Alternative splicing (AS) functions to expand proteomic complexity and plays numerous important roles in gene regulation. However, the extent to which AS coordinates functions in a cell and tissue type specific manner is not known. Moreover, the sequence code that underlies cell and tissue type specific regulation of AS is poorly understood.


Using quantitative AS microarray profiling, we have identified a large number of widely expressed mouse genes that contain single or coordinated pairs of alternative exons that are spliced in a tissue regulated fashion. The majority of these AS events display differential regulation in central nervous system (CNS) tissues. Approximately half of the corresponding genes have neural specific functions and operate in common processes and interconnected pathways. Differential regulation of AS in the CNS tissues correlates strongly with a set of mostly new motifs that are predominantly located in the intron and constitutive exon sequences neighboring CNS-regulated alternative exons. Different subsets of these motifs are correlated with either increased inclusion or increased exclusion of alternative exons in CNS tissues, relative to the other profiled tissues.
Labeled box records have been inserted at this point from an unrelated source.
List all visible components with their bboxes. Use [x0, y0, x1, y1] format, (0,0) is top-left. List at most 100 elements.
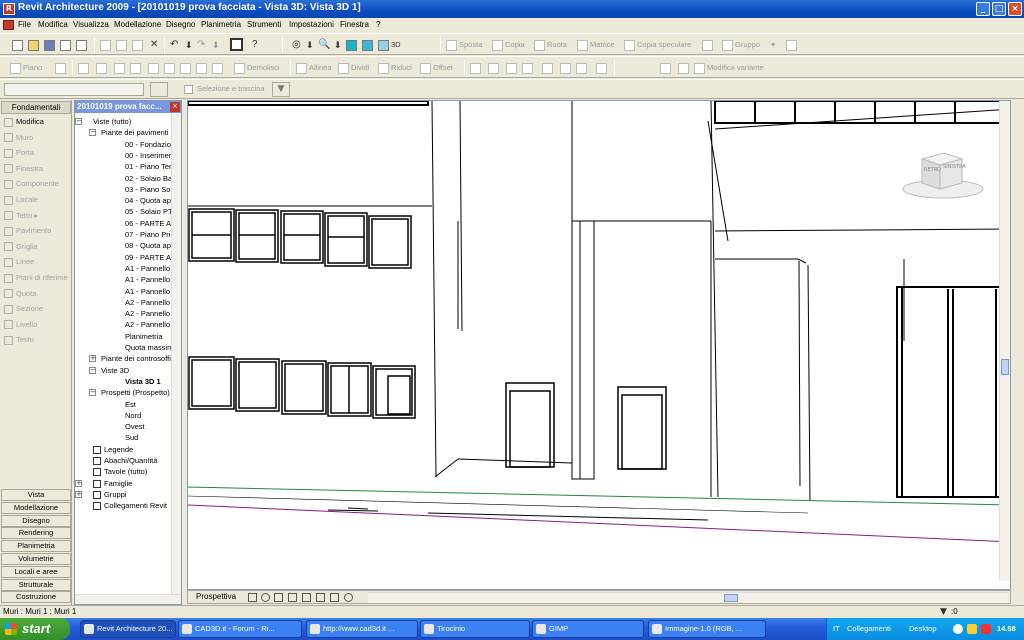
menu-visualizza[interactable]: Visualizza: [73, 20, 109, 29]
taskbar-button[interactable]: CAD3D.it - Forum - Ri...: [178, 620, 302, 638]
tree-node[interactable]: 01 - Piano Terr: [125, 161, 171, 172]
clock[interactable]: 14.58: [997, 618, 1016, 640]
rotate-button[interactable]: Ruota: [534, 37, 567, 53]
light-icon[interactable]: [344, 593, 353, 602]
drag-checkbox[interactable]: [184, 85, 193, 94]
browser-horizontal-scrollbar[interactable]: [75, 594, 181, 604]
menu-disegno[interactable]: Disegno: [166, 20, 195, 29]
crop-icon[interactable]: [302, 593, 311, 602]
shadows-icon[interactable]: [288, 593, 297, 602]
3d-view-icon[interactable]: [362, 37, 375, 53]
type-selector[interactable]: [4, 83, 144, 96]
design-bar-item[interactable]: Pavimento: [4, 224, 51, 238]
tray-icon[interactable]: [953, 624, 963, 634]
tool-icon-3[interactable]: [114, 60, 127, 76]
tree-node[interactable]: A1 - Pannello 0: [125, 286, 171, 297]
menu-planimetria[interactable]: Planimetria: [201, 20, 241, 29]
design-bar-tab[interactable]: Locali e aree: [1, 565, 71, 578]
redo-icon[interactable]: ↷: [197, 37, 205, 53]
redo-dropdown-icon[interactable]: ⬇: [212, 37, 220, 53]
tool-icon-7[interactable]: [180, 60, 193, 76]
move-button[interactable]: Sposta: [446, 37, 482, 53]
tree-node[interactable]: A2 - Pannello 0: [125, 308, 171, 319]
tree-node[interactable]: Legende: [93, 444, 171, 455]
tool-icon-11[interactable]: [488, 60, 501, 76]
design-bar-item[interactable]: Porta: [4, 146, 34, 160]
properties-button[interactable]: [150, 82, 168, 97]
new-icon[interactable]: [12, 37, 25, 53]
viewport-horizontal-scrollbar[interactable]: [368, 592, 1008, 603]
select-icon[interactable]: [230, 36, 245, 52]
tree-expander[interactable]: +: [89, 355, 96, 363]
tool-icon-2[interactable]: [96, 60, 109, 76]
save-icon[interactable]: [44, 37, 57, 53]
edit-variant-button[interactable]: Modifica variante: [694, 60, 764, 76]
design-bar-item[interactable]: Finestra: [4, 162, 43, 176]
hide-icon[interactable]: [316, 593, 325, 602]
pin-icon[interactable]: ✦: [770, 37, 776, 53]
group-button[interactable]: Gruppo: [722, 37, 760, 53]
title-bar[interactable]: R Revit Architecture 2009 - [20101019 pr…: [0, 0, 1024, 18]
offset-button[interactable]: Offset: [420, 60, 453, 76]
tray-icon[interactable]: [967, 624, 977, 634]
tool-icon-9[interactable]: [212, 60, 225, 76]
tool-icon-4[interactable]: [130, 60, 143, 76]
tool-icon-1[interactable]: [78, 60, 91, 76]
tree-node[interactable]: Nord: [125, 410, 171, 421]
tool-icon-12[interactable]: [506, 60, 519, 76]
design-bar-item[interactable]: Modifica: [4, 115, 44, 129]
tree-node[interactable]: Quota massima: [125, 342, 171, 353]
minimize-button[interactable]: _: [976, 2, 990, 16]
tree-node[interactable]: 00 - Inserimento: [125, 150, 171, 161]
3d-viewport[interactable]: RETRO SINISTRA: [187, 100, 1011, 590]
dynamic-view-icon[interactable]: [346, 37, 359, 53]
tree-node[interactable]: Est: [125, 399, 171, 410]
tree-node[interactable]: Tavole (tutto): [93, 466, 171, 477]
viewcube-face-back[interactable]: RETRO: [924, 167, 941, 173]
menu-finestra[interactable]: Finestra: [340, 20, 369, 29]
design-bar-item[interactable]: Quota: [4, 287, 36, 301]
copy-icon[interactable]: [116, 37, 129, 53]
filter-icon[interactable]: ▼: [272, 82, 290, 97]
taskbar-button[interactable]: Tirocinio: [420, 620, 530, 638]
tool-icon-5[interactable]: [148, 60, 161, 76]
plane-button[interactable]: Piano: [10, 60, 42, 76]
design-bar-tab[interactable]: Rendering: [1, 527, 71, 540]
model-graphics-icon[interactable]: [274, 593, 283, 602]
print-icon[interactable]: [76, 37, 89, 53]
scale-icon[interactable]: [248, 593, 257, 602]
tree-node[interactable]: 04 - Quota appo: [125, 195, 171, 206]
tree-node[interactable]: Ovest: [125, 421, 171, 432]
resize-icon[interactable]: [702, 37, 715, 53]
tool-icon-19[interactable]: [678, 60, 691, 76]
cut-icon[interactable]: [100, 37, 113, 53]
tree-node[interactable]: 06 - PARTE AL: [125, 218, 171, 229]
taskbar-button[interactable]: GIMP: [532, 620, 644, 638]
document-icon[interactable]: [3, 20, 14, 30]
design-bar-item[interactable]: Tetto ▸: [4, 209, 38, 223]
design-bar-tab[interactable]: Modellazione: [1, 501, 71, 514]
tool-icon-6[interactable]: [164, 60, 177, 76]
menu-modifica[interactable]: Modifica: [38, 20, 68, 29]
tree-node[interactable]: Planimetria: [125, 331, 171, 342]
design-bar-tab[interactable]: Planimetria: [1, 540, 71, 553]
undo-dropdown-icon[interactable]: ⬇: [185, 37, 193, 53]
zoom-dropdown-icon[interactable]: ⬇: [334, 37, 342, 53]
viewport-scroll-thumb[interactable]: [1001, 359, 1009, 375]
menu-file[interactable]: File: [18, 20, 31, 29]
viewcube[interactable]: RETRO SINISTRA: [900, 145, 986, 201]
tree-expander[interactable]: −: [89, 366, 96, 374]
open-icon[interactable]: [28, 37, 41, 53]
link-icon[interactable]: [786, 37, 799, 53]
align-button[interactable]: Allinea: [296, 60, 332, 76]
demolish-button[interactable]: Demolisci: [234, 60, 280, 76]
design-bar-tab[interactable]: Costruzione: [1, 591, 71, 604]
design-bar-item[interactable]: Linee: [4, 255, 34, 269]
design-bar-item[interactable]: Testo: [4, 333, 34, 347]
tree-node[interactable]: Sud: [125, 432, 171, 443]
mirror-button[interactable]: Copia speculare: [624, 37, 691, 53]
taskbar-button[interactable]: Revit Architecture 20...: [80, 620, 176, 638]
tree-expander[interactable]: +: [75, 479, 82, 487]
desktop-toolbar[interactable]: Desktop: [909, 618, 937, 640]
tool-icon-16[interactable]: [576, 60, 589, 76]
Our findings provide new evidence that specific cellular processes in the mammalian CNS are coordinated at the level of AS, and that a complex splicing code underlies CNS specific AS regulation. This code appears to comprise many new motifs, some of which are located in the constitutive exons neighboring regulated alternative exons. These data provide a basis for understanding the molecular mechanisms by which the tissue specific functions of widely expressed genes are coordinated at the level of AS.